Baaria Basit, London
Hijab is such an important part of my life now, that the thought of stepping outside my house without a headscarf and a decent coat is utterly unthinkable. In fact hijab is what makes me, me. Most girls my age want their eyelashes done, their nails done, their eyebrows done. They want clothes that show as much skin as possible. They want anything that says “look at me!”. However I could spend hours looking at abayahs and crinkle scarves and hijab tutorials. I believe in wearing hijab in a way that is modest and acceptable, but also in a way that makes me feel good. After all we wear hijab for ourselves, so what is the point in it if we are not happy about it and are not doing it out of our own will?
Although most girls start proper hijab once beginning high school, the Quran states no age as to when we should start. A girl should start wearing hijab once she is educated to the reason behind it. Putting a scarf on your head and not being able to explain why you are wearing it is pointless. Wearing hijab in the western society is difficult and challenging, as women are starting to wear less and less. My dad has always told me that girls are like pearls. The beauty of a pearl is protected and covered by a shell. This protects it and stops any harm from happening to it. In the same way the hijab/headscarf/niqab is a girls shell. It keeps her away from any evil.
Instead of forcing hijab onto girls, parents should educate them about the reason behind it. They should also pray their daughters develop the passion to observe it.
Although I am passionate about hijab now, this was not always the case, so I can understand why some girls struggle to observe it in this society. It is hard, and sometimes the way society views you matters, but when it comes to your faith, pressure from society shouldn’t bother you. But we’re human, and we can be intimidated by it. I was. I had planned to go to high school with a headscarf. It was a fresh start and conveniently no one from my primary school was going to my high school, so no one would question me.
I owned only one plain black scarf, which I wore loosely around my head when going out with my family, not really caring if it slipped. My dad always had to tell me my scarf was off my head, yet I was aware. I would dread my classmates seeing me, scared they would judge or ask in front of my parents why I was wearing a scarf. In fact this scared me the most. My parents finding out. I would think about this all the time, and realised it lined up. My parents would see me without my scarf and ask me about it. I would have to lie. Then the fact that Allah sees everything, even if your parents don’t, scared me even more. This was never my plan. What was I doing?

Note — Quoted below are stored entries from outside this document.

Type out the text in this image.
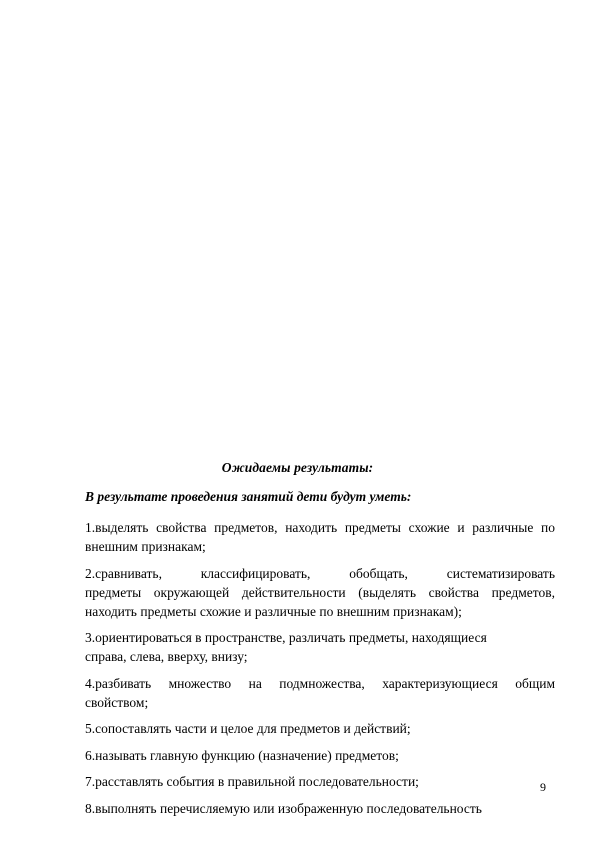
Ожидаемы результаты:
В результате проведения занятий дети будут уметь:
1.выделять свойства предметов, находить предметы схожие и различные по
внешним признакам;
2.сравнивать, классифицировать, обобщать, систематизировать
предметы окружающей действительности (выделять свойства предметов,
находить предметы схожие и различные по внешним признакам);
3.ориентироваться в пространстве, различать предметы, находящиеся
справа, слева, вверху, внизу;
4.разбивать множество на подмножества, характеризующиеся общим
свойством;
5.сопоставлять части и целое для предметов и действий;
6.называть главную функцию (назначение) предметов;
7.расставлять события в правильной последовательности;
8.выполнять перечисляемую или изображенную последовательность
9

One boring Sunday afternoon I was watching some videos on YouTube. I came across a video of some hijabi vloggers. This intrigued me, and I watched many of their videos. I was in awe of their confidence and courage. They wore a hijab in front of the world, with such confidence, regardless of how people view them. This made me question myself. Why was I afraid to wear a hijab in front of a few students? They can hate on me. They can judge. They can jeer and mock. But at the end of the day, Allah is pleased with me, my parents are pleased with me and I no longer need to worry and will feel initially proud of myself. These people are not going to be important to me in 20 years from now. Yet Allah will be. So will my parents. So I made my decision. In Year Ten I am going to observe hijab.
So I got a new black crinkle scarf for Year Ten and chucked away the other one that had for so long lived at the bottom of my bag. Allah had given me a second chance at a fresh start, and I was for sure going to take it. My first day wearing a hijab to school was my best day of high school. So many people told me I looked beautiful, and how the hijab really suited me. I was surprised! All this worrying and stressing was for nothing. My prayers had been answered. Alhamdulillah from that day my faith in Allah has only gotten stronger and stronger.
Praying to Allah for the strength and confidence to wear hijab in our society is so important. May Allah give every girl, that struggles to observe hijab, courage. May Allah make us all strong Ahmadi Muslim girls that can be role models.